I believe that my Rare Spares extension is slightly above the seat pad because my drivers seat does not have a swivel fitted.
If it had I assume it would be much better.
In any case after 12 months of use and a little common sense and thought it has never been a problem.

However.....each to his own :wink:


----------



## Westbay (Mar 15, 2008)

EJB said:


> In any case after 12 months of use and a little common sense and thought it has never been a problem.:


Agree.
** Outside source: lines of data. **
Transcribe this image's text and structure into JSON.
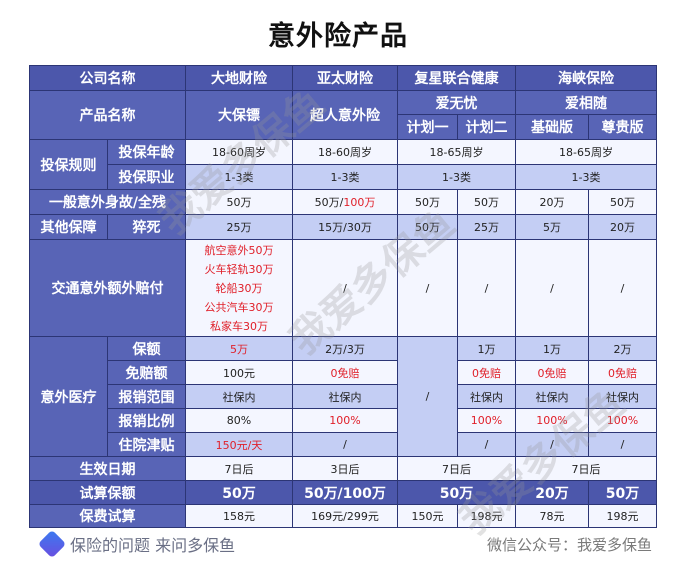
{
  "title": "意外险产品",
  "header": {
    "company_label": "公司名称",
    "companies": [
      "大地财险",
      "亚太财险",
      "复星联合健康",
      "海峡保险"
    ],
    "product_label": "产品名称",
    "products": [
      "大保镖",
      "超人意外险",
      "爱无忧",
      "爱相随"
    ],
    "plans": [
      "计划一",
      "计划二",
      "基础版",
      "尊贵版"
    ]
  },
  "rules": {
    "group": "投保规则",
    "age_label": "投保年龄",
    "age": [
      "18-60周岁",
      "18-60周岁",
      "18-65周岁",
      "18-65周岁"
    ],
    "job_label": "投保职业",
    "job": [
      "1-3类",
      "1-3类",
      "1-3类",
      "1-3类"
    ]
  },
  "general": {
    "label": "一般意外身故/全残",
    "values": [
      "50万",
      "50万/",
      "100万",
      "50万",
      "50万",
      "20万",
      "50万"
    ]
  },
  "other": {
    "group": "其他保障",
    "label": "猝死",
    "values": [
      "25万",
      "15万/30万",
      "50万",
      "25万",
      "5万",
      "20万"
    ]
  },
  "traffic": {
    "label": "交通意外额外赔付",
    "dadi": [
      "航空意外50万",
      "火车轻轨30万",
      "轮船30万",
      "公共汽车30万",
      "私家车30万"
    ],
    "others": [
      "/",
      "/",
      "/",
      "/",
      "/"
    ]
  },
  "medical": {
    "group": "意外医疗",
    "fosun_plan1": "/",
    "rows": [
      {
        "label": "保额",
        "values": [
          "5万",
          "2万/3万",
          "1万",
          "1万",
          "2万"
        ]
      },
      {
        "label": "免赔额",
        "values": [
          "100元",
          "0免赔",
          "0免赔",
          "0免赔",
          "0免赔"
        ]
      },
      {
        "label": "报销范围",
        "values": [
          "社保内",
          "社保内",
          "社保内",
          "社保内",
          "社保内"
        ]
      },
      {
        "label": "报销比例",
        "values": [
          "80%",
          "100%",
          "100%",
          "100%",
          "100%"
        ]
      },
      {
        "label": "住院津贴",
        "values": [
          "150元/天",
          "/",
          "/",
          "/",
          "/"
        ]
      }
    ]
  },
  "effective": {
    "label": "生效日期",
    "values": [
      "7日后",
      "3日后",
      "7日后",
      "7日后"
    ]
  },
  "sum_insured": {
    "label": "试算保额",
    "values": [
      "50万",
      "50万/100万",
      "50万",
      "20万",
      "50万"
    ]
  },
  "premium": {
    "label": "保费试算",
    "values": [
      "158元",
      "169元/299元",
      "150元",
      "198元",
      "78元",
      "198元"
    ]
  },
  "footer": {
    "slogan": "保险的问题 来问多保鱼",
    "wechat": "微信公众号：我爱多保鱼"
  },
  "watermark": "我爱多保鱼",
  "colors": {
    "header": "#4c57ab",
    "label": "#5864b6",
    "band": "#c4cef4",
    "highlight": "#e0202a"
  }
}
I've fitted one to my Merc Sprinter and no hint of a problem of an accidental 'knock-off'. Now when my 2yr old grand-daughter decides she wants to sit on the front and 'drive' for a while she pulls out the pin, drops the handle to the 'unarmed and cross-checked' position befor clambering up  8O


----------



## Techno100 (May 8, 2010)

I bought one
http://www.prime-function.co.uk/rare-spares/frameset.htm


----------



## maxsdad (Mar 20, 2011)

Rare-Spares one for sale only used for a couple of months on 2011 ducato, now changed van for Mercedes Rapido £40 including UK postage please PM me if interested

dave ve


----------



## SteamboatWillie (Jul 13, 2013)

*Sell it to me I want one*

If you have a pre 2006 
Kobran and dont like it then sell it to me.
Can anyone tell me is the spare wheel carrier on Autocruise Star burst, Star dream etc, and others on the Peugeot 330 chassis a standard Peugeot part or peculiar to Autocruise as I need one of them also.


----------



## Techno100 (May 8, 2010)

I believe it is a Fiat / Peugeot part


----------



## maxsdad (Mar 20, 2011)

maxsdad said:


> Rare-Spares one for sale only used for a couple of months on 2011 ducato, now changed van for Mercedes Rapido £40 including UK postage please PM me if interested
> 
> dave ve


Sold thanks to all who enquired


----------



## Techno100 (May 8, 2010)

maxsdad said:


> maxsdad said:
> 
> 
> > Rare-Spares one for sale only used for a couple of months on 2011 ducato, now changed van for Mercedes Rapido £40 including UK postage please PM me if interested
> ...


To Chris?


----------



## maxsdad (Mar 20, 2011)

Techno100 said:


> maxsdad said:
> 
> 
> > maxsdad said:
> ...


Correct


----------



## Techno100 (May 8, 2010)

Good Good

BTW I personally find that in my Fiat X250 cab that my swivel seat does not interfere with it at all. Great upgrade! sorry I bought before you posted :lol:


----------